Kutatap matanya, tak ada sedikitpun keraguan di matanya yang berwarna sama denganku itu.
Mungkinkah ia tulus? Kembali kutatap mata birunya itu, sungguh tak ada kilat keraguan di matanya itu.

"Kau masih ragu padaku?"

Ia mendekatkan wajahnya dengan wajahku, membuatku bisa merasakan hembusan nafasnya yang memburu.
Aku palingkan wajahku dari pandangannya.

"Tataplah aku!"

"Tidak mau"

"Baiklah, aku tidak bisa memaksa"

***

"Hai kau si rambut berwarna merah muda"

Aku menoleh pada tiga orang siswi yang diantara memanggilku.

"Kenapa?" Tanyaku malas

Aku ingat salah satu dari mereka itu siapa, dia adalah Silvia yang pernah menyebutku aneh. Dasar jalang!

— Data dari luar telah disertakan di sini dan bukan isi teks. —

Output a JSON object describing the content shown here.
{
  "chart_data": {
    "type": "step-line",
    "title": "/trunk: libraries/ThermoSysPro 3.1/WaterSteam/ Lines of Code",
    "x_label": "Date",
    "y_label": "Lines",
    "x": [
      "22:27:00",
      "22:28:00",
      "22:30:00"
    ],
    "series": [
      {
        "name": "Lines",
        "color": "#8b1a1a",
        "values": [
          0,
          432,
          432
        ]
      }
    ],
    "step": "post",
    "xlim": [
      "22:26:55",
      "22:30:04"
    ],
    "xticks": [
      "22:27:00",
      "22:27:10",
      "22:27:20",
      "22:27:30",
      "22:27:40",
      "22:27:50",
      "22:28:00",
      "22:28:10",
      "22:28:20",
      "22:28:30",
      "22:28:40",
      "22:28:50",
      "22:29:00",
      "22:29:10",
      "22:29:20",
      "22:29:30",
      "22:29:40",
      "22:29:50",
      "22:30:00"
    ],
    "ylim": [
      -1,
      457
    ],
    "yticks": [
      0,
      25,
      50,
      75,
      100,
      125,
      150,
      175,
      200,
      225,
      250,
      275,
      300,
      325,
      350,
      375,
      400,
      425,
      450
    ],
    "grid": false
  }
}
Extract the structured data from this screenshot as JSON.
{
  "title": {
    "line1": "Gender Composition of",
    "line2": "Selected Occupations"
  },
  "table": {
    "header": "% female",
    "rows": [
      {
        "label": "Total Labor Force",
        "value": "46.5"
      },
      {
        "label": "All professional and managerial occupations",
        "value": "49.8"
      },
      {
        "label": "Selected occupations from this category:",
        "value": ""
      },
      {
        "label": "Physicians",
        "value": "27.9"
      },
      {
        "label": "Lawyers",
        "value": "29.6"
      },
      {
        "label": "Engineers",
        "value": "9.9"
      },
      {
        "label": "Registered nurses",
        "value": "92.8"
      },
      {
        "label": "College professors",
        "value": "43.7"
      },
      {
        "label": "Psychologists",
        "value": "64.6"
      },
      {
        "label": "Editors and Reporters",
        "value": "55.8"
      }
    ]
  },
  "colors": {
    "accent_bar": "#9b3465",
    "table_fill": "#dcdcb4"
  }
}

"Aku ingin memberitahu padamu, jangan terlalu dekat dengan Luca karena dia milikku"

Aku hanya memutar bola mataku, justru aku risih dengan Luca yang selalu mengikutiku dan sialnya lagi aku selalu bertemu dengannya.

"Aku sadar memang selalu di penuhi rasa cemburu ketika semua siswi di sekolah ini ingin mendapatkan perhatian dari Luca sebagai siswa most wanted di sekolah ini" Jelasnya dengan sombong, terdengar menjijikkan untukku.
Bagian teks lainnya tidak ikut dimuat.